鎌田 渡辺さんは今も乳がんとの闘いの最中ですが、全然負けていない感じですね。
渡辺 やはり今日が大切なんですね。へんな言い方ですが、今日めげるのがもったいない、という感じなんです。今日できることを、今日したいんです。そして、毎日、朝早く、主人とウォーキングをしたり、主人はマウンテンバイク、私は自転車で走ったりしています。その途中、公園でラジオ体操に出合ったら、私たちも参加しています(笑)。これからの季節は雪との闘いですが、雪かきもいい運動になります(笑)。

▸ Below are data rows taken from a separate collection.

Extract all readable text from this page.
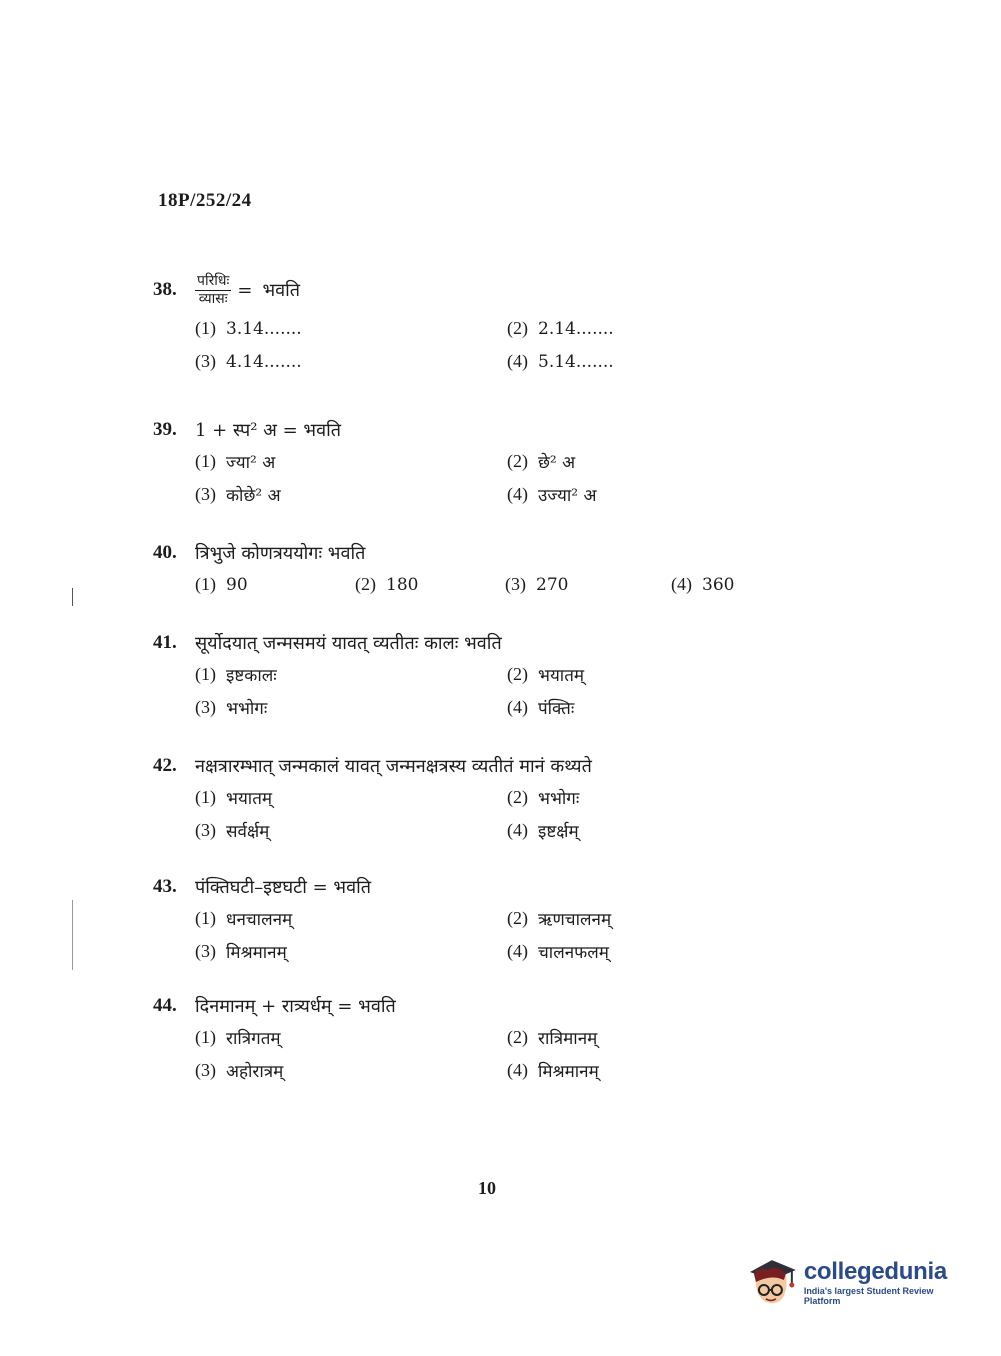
18P/252/24
38.	$\frac{\text{परिधिः}}{\text{व्यासः}}$ = भवति
(1) 3.14.......	(2) 2.14.......
(3) 4.14.......	(4) 5.14.......
39.	1 + स्प² अ = भवति
(1) ज्या² अ	(2) छे² अ
(3) कोछे² अ	(4) उज्या² अ
40.	त्रिभुजे कोणत्रययोगः भवति
(1) 90	(2) 180	(3) 270	(4) 360
41.	सूर्योदयात् जन्मसमयं यावत् व्यतीतः कालः भवति
(1) इष्टकालः	(2) भयातम्
(3) भभोगः	(4) पंक्तिः
42.	नक्षत्रारम्भात् जन्मकालं यावत् जन्मनक्षत्रस्य व्यतीतं मानं कथ्यते
(1) भयातम्	(2) भभोगः
(3) सर्वर्क्षम्	(4) इष्टर्क्षम्
43.	पंक्तिघटी–इष्टघटी = भवति
(1) धनचालनम्	(2) ऋणचालनम्
(3) मिश्रमानम्	(4) चालनफलम्
44.	दिनमानम् + रात्र्यर्धम् = भवति
(1) रात्रिगतम्	(2) रात्रिमानम्
(3) अहोरात्रम्	(4) मिश्रमानम्
10
collegedunia
India's largest Student Review Platform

鎌田 西山さんは乳がんの手術から3年、何かとくに心がけていることはありますか。
西山 週1回、フィットネスヨガと月2回、ラフターヨガ(笑いヨガ)に行ってます。
鎌田 いい笑顔をしてるわけだ(笑)。
西山 それから、私も渡辺さんと同じようにウォーキングをしています。主人と歩いていた道を歩いていると、大きな川に必ずコイがいるんです。主人はいつも、「オイ、コイがいてる、いてる」と言って、嬉しそうに数えていました。私もその場所へ来ると、ついついコイを数えてしまうんです。歩いていると、一緒に桜を眺めたこと、ドングリを拾ったことなど、主人との思い出が次から次へと蘇ってきます。
鎌田 ご主人がまだそばにいるんですね。
西山 そうですね。先日も、お仏壇に『がんサポート』を見せて、私の「夫婦でがん」が佳作に選ばれたことを報告したんですが、「照れくさいなぁ」という声が聞こえてきたような気がしました(笑)。
鎌田 本日、こうしておふたりにお目にかかり、お話をうかがって、おふたりの作品を選んで良かった、と改めて思いました。おふたりとも本当にいい笑顔です。いつまでもお元気であることを祈っています。ありがとうございました。